En ce qui concerne la décision fixant le pays de destination :
6. Aux termes de l'article L. 721-3 du code de l'entrée et du séjour des étrangers et du droit d'asile : " L'autorité administrative fixe, par une décision distincte de la décision d'éloignement, le pays à destination duquel l'étranger peut être renvoyé en cas d'exécution d'office d'une décision portant obligation de quitter le territoire français () ". Le dernier alinéa de l''article L. 721-4 du même code, qui s'est substitué à l'article L. 513-2 du même code à compter du 1er mai 2021, prévoit que " Un étranger ne peut être éloigné à destination d'un pays s'il établit que sa vie ou sa liberté y sont menacées ou qu'il y est exposé à des traitements contraires aux stipulations de l'article 3 de la Convention européenne de sauvegarde des droits de l'homme et des libertés fondamentales du 4 novembre 1950. " selon lequel " Nul ne peut être soumis à la torture ni à des peines ou traitements inhumains ou dégradants. ".
7. En premier lieu, il résulte de ce qui précède que le moyen tiré de l'illégalité de la décision fixant le pays de destination par voie de conséquence de l'illégalité de la décision portant obligation de quitter le territoire ne peut qu'être écarté.
8. En second lieu, si Mme.
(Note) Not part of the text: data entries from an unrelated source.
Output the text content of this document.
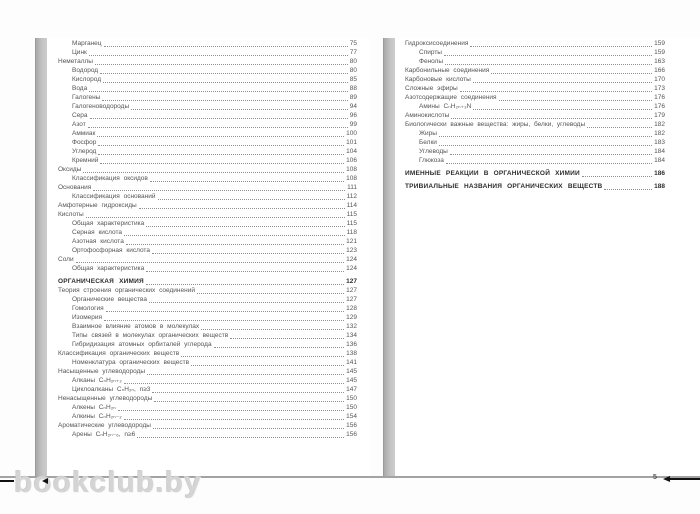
Марганец	75
Цинк	77
Неметаллы	80
Водород	80
Кислород	85
Вода	88
Галогены	89
Галогеноводороды	94
Сера	96
Азот	99
Аммиак	100
Фосфор	101
Углерод	104
Кремний	106
Оксиды	108
Классификация оксидов	108
Основания	111
Классификация оснований	112
Амфотерные гидроксиды	114
Кислоты	115
Общая характеристика	115
Серная кислота	118
Азотная кислота	121
Ортофосфорная кислота	123
Соли	124
Общая характеристика	124
ОРГАНИЧЕСКАЯ ХИМИЯ	127
Теория строения органических соединений	127
Органические вещества	127
Гомология	128
Изомерия	129
Взаимное влияние атомов в молекулах	132
Типы связей в молекулах органических веществ	134
Гибридизация атомных орбиталей углерода	136
Классификация органических веществ	138
Номенклатура органических веществ	141
Насыщенные углеводороды	145
Алканы CₙH₂ₙ₊₂	145
Циклоалканы CₙH₂ₙ, n≥3	147
Ненасыщенные углеводороды	150
Алкены CₙH₂ₙ	150
Алкины CₙH₂ₙ₋₂	154
Ароматические углеводороды	156
Арены CₙH₂ₙ₋₆, n≥6	156
Гидроксисоединения	159
Спирты	159
Фенолы	163
Карбонильные соединения	166
Карбоновые кислоты	170
Сложные эфиры	173
Азотсодержащие соединения	176
Амины CₙH₂ₙ₊₃N	176
Аминокислоты	179
Биологически важные вещества: жиры, белки, углеводы	182
Жиры	182
Белки	183
Углеводы	184
Глюкоза	184
ИМЕННЫЕ РЕАКЦИИ В ОРГАНИЧЕСКОЙ ХИМИИ	186
ТРИВИАЛЬНЫЕ НАЗВАНИЯ ОРГАНИЧЕСКИХ ВЕЩЕСТВ	188
bookclub.by	5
A fait valoir qu'elle encourt un risque en retournant en République démocratique du Congo en raison des opinions politiques, elle ne présente toutefois à l'appui de ses dires aucun document permettant de les étayer, alors même que la CNDA, dont la décision a été produite par la requérante, a rejeté son recours estimant que ses déclarations n'ont pas permis de tenir les motifs à l'origine de son départ de son pays d'origine pour établis. Dans ces conditions, Mme A ne peut être considérée comme encourant un risque personnel et actuel au sens des stipulations précitées de l'article 3 de la Convention européenne de sauvegarde des droits de l'homme et des libertés fondamentales. Par suite, le moyen tiré de la méconnaissance de ces stipulations et des dispositions de l'article L. 721-4 du code de l'entrée et du séjour des étrangers et du droit d'asile doit être écarté.
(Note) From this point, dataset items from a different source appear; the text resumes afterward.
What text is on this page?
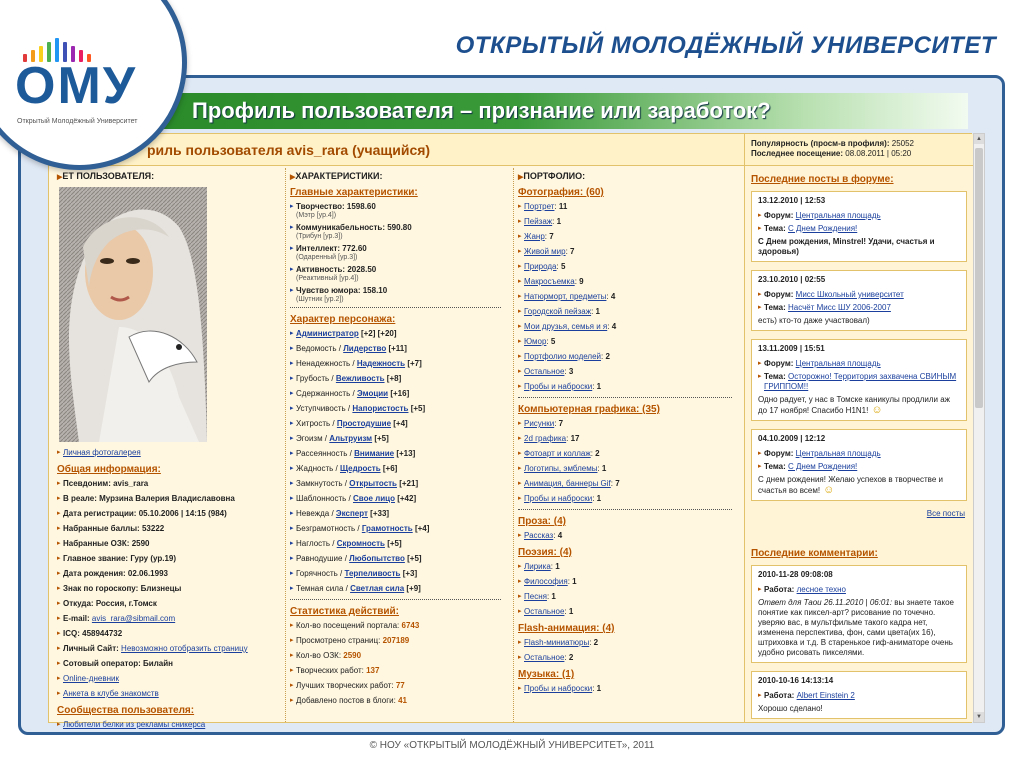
ОТКРЫТЫЙ МОЛОДЁЖНЫЙ УНИВЕРСИТЕТ
Профиль пользователя – признание или заработок?
риль пользователя avis_rara (учащийся)
▶ЕТ ПОЛЬЗОВАТЕЛЯ:
▸ Личная фотогалерея
Общая информация:
▸ Псевдоним: avis_rara
▸ В реале: Мурзина Валерия Владиславовна
▸ Дата регистрации: 05.10.2006 | 14:15 (984)
▸ Набранные баллы: 53222
▸ Набранные ОЗК: 2590
▸ Главное звание: Гуру (ур.19)
▸ Дата рождения: 02.06.1993
▸ Знак по гороскопу: Близнецы
▸ Откуда: Россия, г.Томск
▸ E-mail: avis_rara@sibmail.com
▸ ICQ: 458944732
▸ Личный Сайт: Невозможно отобразить страницу
▸ Сотовый оператор: Билайн
▸ Online-дневник
▸ Анкета в клубе знакомств
Сообщества пользователя:
▸ Любители белки из рекламы сникерса
▶ХАРАКТЕРИСТИКИ:
Главные характеристики:
▸ Творчество: 1598.60
(Мэтр [ур.4])
▸ Коммуникабельность: 590.80
(Трибун [ур.3])
▸ Интеллект: 772.60
(Одаренный [ур.3])
▸ Активность: 2028.50
(Реактивный [ур.4])
▸ Чувство юмора: 158.10
(Шутник [ур.2])
Характер персонажа:
▸ Администратор [+2] [+20]
▸ Ведомость / Лидерство [+11]
▸ Ненадежность / Надежность [+7]
▸ Грубость / Вежливость [+8]
▸ Сдержанность / Эмоции [+16]
▸ Уступчивость / Напористость [+5]
▸ Хитрость / Простодушие [+4]
▸ Эгоизм / Альтруизм [+5]
▸ Рассеянность / Внимание [+13]
▸ Жадность / Щедрость [+6]
▸ Замкнутость / Открытость [+21]
▸ Шаблонность / Свое лицо [+42]
▸ Невежда / Эксперт [+33]
▸ Безграмотность / Грамотность [+4]
▸ Наглость / Скромность [+5]
▸ Равнодушие / Любопытство [+5]
▸ Горячность / Терпеливость [+3]
▸ Темная сила / Светлая сила [+9]
Статистика действий:
▸ Кол-во посещений портала: 6743
▸ Просмотрено страниц: 207189
▸ Кол-во ОЗК: 2590
▸ Творческих работ: 137
▸ Лучших творческих работ: 77
▸ Добавлено постов в блоги: 41
▶ПОРТФОЛИО:
Фотография: (60)
▸ Портрет: 11
▸ Пейзаж: 1
▸ Жанр: 7
▸ Живой мир: 7
▸ Природа: 5
▸ Макросъемка: 9
▸ Натюрморт, предметы: 4
▸ Городской пейзаж: 1
▸ Мои друзья, семья и я: 4
▸ Юмор: 5
▸ Портфолио моделей: 2
▸ Остальное: 3
▸ Пробы и наброски: 1
Компьютерная графика: (35)
▸ Рисунки: 7
▸ 2d графика: 17
▸ Фотоарт и коллаж: 2
▸ Логотипы, эмблемы: 1
▸ Анимация, баннеры Gif: 7
▸ Пробы и наброски: 1
Проза: (4)
▸ Рассказ: 4
Поэзия: (4)
▸ Лирика: 1
▸ Философия: 1
▸ Песня: 1
▸ Остальное: 1
Flash-анимация: (4)
▸ Flash-миниатюры: 2
▸ Остальное: 2
Музыка: (1)
▸ Пробы и наброски: 1
Популярность (просм-в профиля): 25052
Последнее посещение: 08.08.2011 | 05:20
Последние посты в форуме:
13.12.2010 | 12:53
▸ Форум: Центральная площадь
▸ Тема: С Днем Рождения!
С Днем рождения, Minstrel! Удачи, счастья и здоровья)
23.10.2010 | 02:55
▸ Форум: Мисс Школьный университет
▸ Тема: Насчёт Мисс ШУ 2006-2007
есть) кто-то даже участвовал)
13.11.2009 | 15:51
▸ Форум: Центральная площадь
▸ Тема: Осторожно! Территория захвачена СВИНЫМ ГРИППОМ!!
Одно радует, у нас в Томске каникулы продлили аж до 17 ноября! Спасибо H1N1! ☺
04.10.2009 | 12:12
▸ Форум: Центральная площадь
▸ Тема: С Днем Рождения!
С днем рождения! Желаю успехов в творчестве и счастья во всем! ☺
Все посты
Последние комментарии:
2010-11-28 09:08:08
▸ Работа: лесное техно
Ответ для Таои 26.11.2010 | 06:01: вы знаете такое понятие как пиксел-арт? рисование по точечно. уверяю вас, в мультфильме такого кадра нет, изменена перспектива, фон, сами цвета(их 16), штриховка и т.д. В старенькое гиф-аниматоре очень удобно рисовать пикселями.
2010-10-16 14:13:14
▸ Работа: Albert Einstein 2
Хорошо сделано!
▲
▼
ОМУ
Открытый Молодёжный Университет
© НОУ «ОТКРЫТЫЙ МОЛОДЁЖНЫЙ УНИВЕРСИТЕТ», 2011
9. Il résulte de tout ce qui précède que Mme A n'est pas fondée à demander l'annulation des décisions, contenues dans l'arrêté du 15 juin 2021, par lesquelles la préfète du Val-de-Marne a refusé de l'admettre au séjour, l'a obligée à quitter le territoire français dans un délai de trente jours et a fixé le pays à destination duquel elle pourra être éloignée d'office. Par voie de conséquence, ses conclusions aux fins d'injonction et d'astreinte ainsi que celles présentées sur le fondement de l'article L. 761-1 du code de justice administrative ne peuvent qu'être rejetées.
D E C I D E :
Article 1er : La requête de Mme B A est rejetée.
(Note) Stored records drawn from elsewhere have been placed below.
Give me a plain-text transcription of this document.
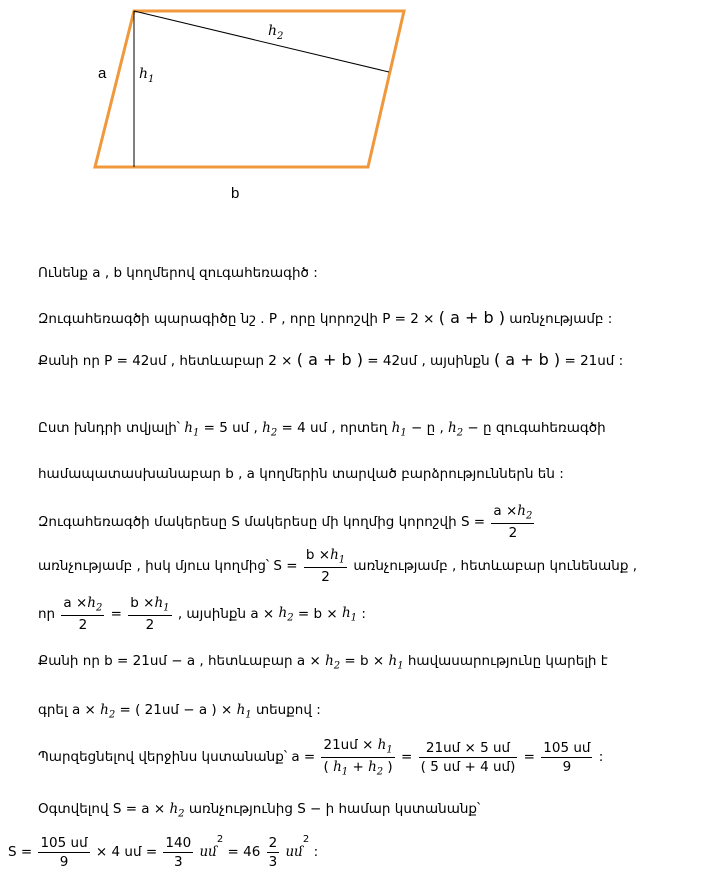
a
b
$h_1$
$h_2$
Ունենք a , b կողմերով զուգահեռագիծ :
Զուգահեռագծի պարագիծը նշ . P , որը կորոշվի P = 2 × ( a + b ) առնչությամբ :
Քանի որ P = 42սմ , հետևաբար 2 × ( a + b ) = 42սմ , այսինքն ( a + b ) = 21սմ :
Ըստ խնդրի տվյալի՝ $h_1 = 5$ սմ , $h_2 = 4$ սմ , որտեղ $h_1$ − ը , $h_2$ − ը զուգահեռագծի
համապատասխանաբար b , a կողմերին տարված բարձրություններն են :
Զուգահեռագծի մակերեսը S մակերեսը մի կողմից կորոշվի $S = \frac{a \times h_2}{2}$
առնչությամբ , իսկ մյուս կողմից՝ $S = \frac{b \times h_1}{2}$ առնչությամբ , հետևաբար կունենանք ,
որ $\frac{a \times h_2}{2} = \frac{b \times h_1}{2}$ , այսինքն $a \times h_2 = b \times h_1$ :
Քանի որ b = 21սմ − a , հետևաբար $a \times h_2 = b \times h_1$ հավասարությունը կարելի է
գրել $a \times h_2$ = ( 21սմ − a ) × $h_1$ տեսքով :
Պարզեցնելով վերջինս կստանանք՝ $a = \frac{21սմ \times h_1}{( h_1 + h_2 )} = \frac{\text{21սմ × 5 սմ}}{\text{( 5 սմ + 4 սմ)}} = \frac{\text{105 սմ}}{9}$ :
Օգտվելով $S = a \times h_2$ առնչությունից S − ի համար կստանանք՝
$S = \frac{\text{105 սմ}}{9} \times 4$ սմ = $\frac{140}{3}$ սմ$^2$ = $46 \frac{2}{3}$ սմ$^2$ :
Article 2 : Le présent jugement sera notifié à Mme B A et à la préfète du Val-de-Marne.
Rendu public par mise à disposition au greffe le 17 août 2022.
Le magistrat désigné,
Signé : G. C
La greffière,
Signé : N. Riellant
La République mande et ordonne à la préfète du Val-de-Marne en ce qui la concerne ou à tous commissaires de justice à ce requis en ce qui concerne les voies de droit commun contre les parties privées, de pourvoir à l'exécution du présent jugement.